Are you conscious of your themes? The marketing blurb on the back of Lust & Other Stories calls the collection a focus on “the delicate emotional negotiations of young New Yorkers.” I don’t mean to sound flippant, but do you sit down at your desk and say “I’m going to write a story about the delicate emotional negotiations of New Yorkers?”

I think the blurb is describing a subject, no? A theme would be more along the lines of longing or trying to understand other people. I certainly don’t choose a subject abstractly like that. When I’m writing a story I think I usually begin with an image or a visual situation.

Is it something you actually see or is it something in your mind?

Something I can picture. Two people sitting at a table. A moment of someone being shocked. Something that disturbs me in a way. It is usually something rattling, but the disturbance can also be in an endearing way. I guess I follow that disturbed feeling and sort of make inquiries about it and convey its mystery.

 It’s only after the story is underway that I can say “Oh, I’m interested in exploring grief here.” Or, it seems as if I’m intrigued by people who seem to appear one way but are actually another. It’s really after the fact that one can trace themes and isn’t the writer sort of the last one who should have to talk about that—that is, break down the story she’s written in other terms. She wrote the story that way, presumably, because it conveyed what she had to say in the best way she could manage. As far as subject goes, I’ve written enough things by now to know I’m more interested in what goes on with my characters at a psychic level than I may be with how they feel about themselves in terms of their social standing. That would not be my first interest. Of course, for another author that might be compelling and wonderful to read about.

 How autobiographical is your work?
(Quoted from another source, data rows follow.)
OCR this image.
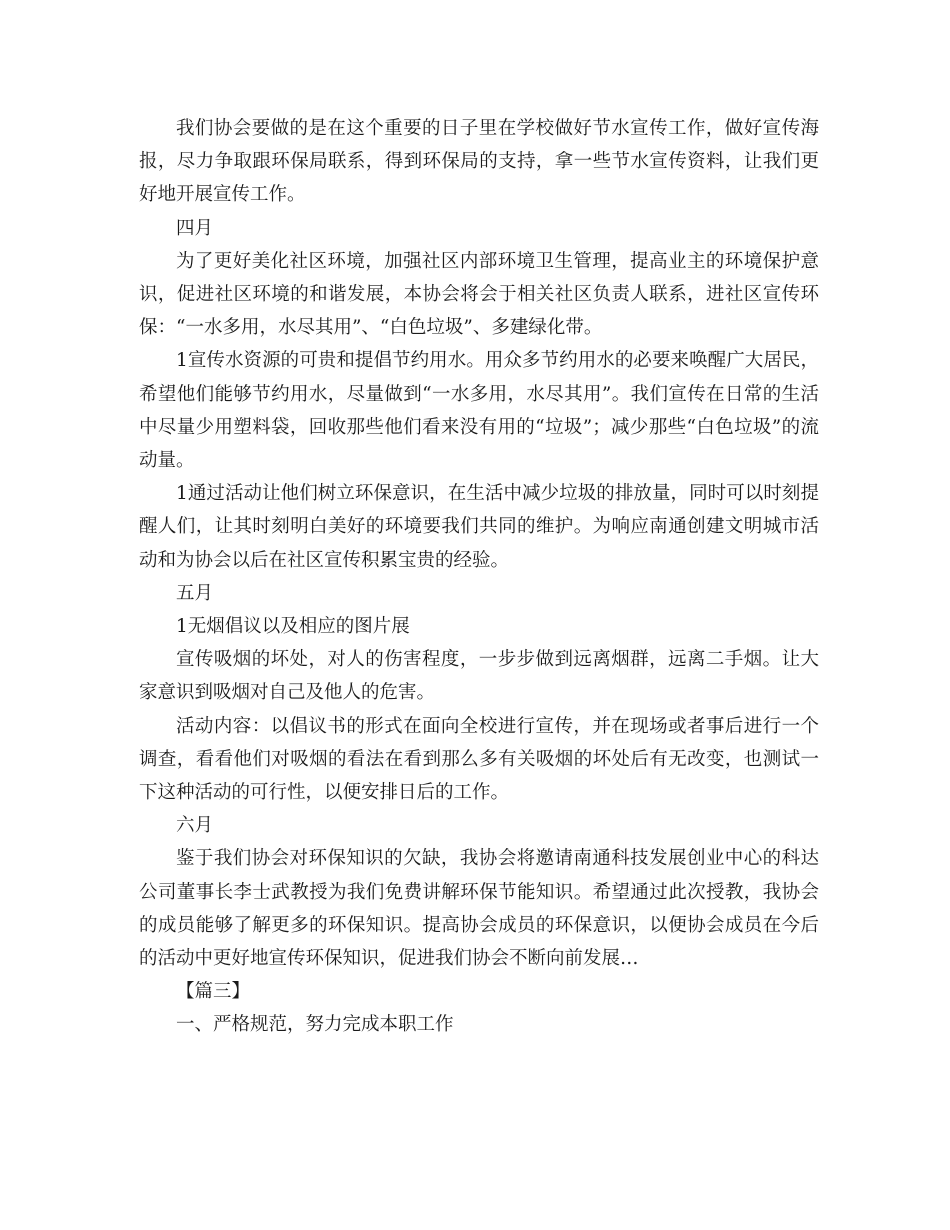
我们协会要做的是在这个重要的日子里在学校做好节水宣传工作，做好宣传海报，尽力争取跟环保局联系，得到环保局的支持，拿一些节水宣传资料，让我们更好地开展宣传工作。

四月

为了更好美化社区环境，加强社区内部环境卫生管理，提高业主的环境保护意识，促进社区环境的和谐发展，本协会将会于相关社区负责人联系，进社区宣传环保：“一水多用，水尽其用”、“白色垃圾”、多建绿化带。

1宣传水资源的可贵和提倡节约用水。用众多节约用水的必要来唤醒广大居民，希望他们能够节约用水，尽量做到“一水多用，水尽其用”。我们宣传在日常的生活中尽量少用塑料袋，回收那些他们看来没有用的“垃圾”；减少那些“白色垃圾”的流动量。

1通过活动让他们树立环保意识，在生活中减少垃圾的排放量，同时可以时刻提醒人们，让其时刻明白美好的环境要我们共同的维护。为响应南通创建文明城市活动和为协会以后在社区宣传积累宝贵的经验。

五月

1无烟倡议以及相应的图片展

宣传吸烟的坏处，对人的伤害程度，一步步做到远离烟群，远离二手烟。让大家意识到吸烟对自己及他人的危害。

活动内容：以倡议书的形式在面向全校进行宣传，并在现场或者事后进行一个调查，看看他们对吸烟的看法在看到那么多有关吸烟的坏处后有无改变，也测试一下这种活动的可行性，以便安排日后的工作。

六月

鉴于我们协会对环保知识的欠缺，我协会将邀请南通科技发展创业中心的科达公司董事长李士武教授为我们免费讲解环保节能知识。希望通过此次授教，我协会的成员能够了解更多的环保知识。提高协会成员的环保意识，以便协会成员在今后的活动中更好地宣传环保知识，促进我们协会不断向前发展…

【篇三】

一、严格规范，努力完成本职工作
Are there times where a friend or loved one will say “hey, is that me?” I’m thinking especially of the short stories about couples.

Well everyone either sees or doesn’t t see themselves if they have been invoked (laughs). The material you have to write with, unless you’re taking your inspiration from other things you’ve read, it’s your experience of the world.  That is going to be your palette, right? I think some writers hide it better than others. In nearly all the writers I know, I can see little indications of things I recognize in their lives. Jamaica Kincaid was once asked how autobiographical a story was. It was narrated by a man, and she said, “Every word is absolutely true.” I loved that.
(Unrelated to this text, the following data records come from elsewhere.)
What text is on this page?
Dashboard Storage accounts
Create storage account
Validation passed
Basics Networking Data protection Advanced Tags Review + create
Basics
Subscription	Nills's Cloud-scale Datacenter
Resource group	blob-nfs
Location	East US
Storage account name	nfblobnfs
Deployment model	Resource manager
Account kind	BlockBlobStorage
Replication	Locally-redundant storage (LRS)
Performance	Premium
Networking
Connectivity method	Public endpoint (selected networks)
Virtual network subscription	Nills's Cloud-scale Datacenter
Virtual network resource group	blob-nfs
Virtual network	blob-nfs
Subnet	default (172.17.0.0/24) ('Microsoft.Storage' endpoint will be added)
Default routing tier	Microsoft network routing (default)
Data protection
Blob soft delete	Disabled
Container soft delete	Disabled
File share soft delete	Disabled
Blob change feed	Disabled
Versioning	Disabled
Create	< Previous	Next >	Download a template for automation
What are you working on now?

I have a collection of short stories that all take place on an island on the coast of Maine. It will take me a year or two to write them, a couple are already written. And I am always writing poetry to some degree or other, but I don’t consider that work I am working on. Probably because very little of it is published. I guess that turns it into work.

Michael
Causey is a past president of Washington Independent Writers.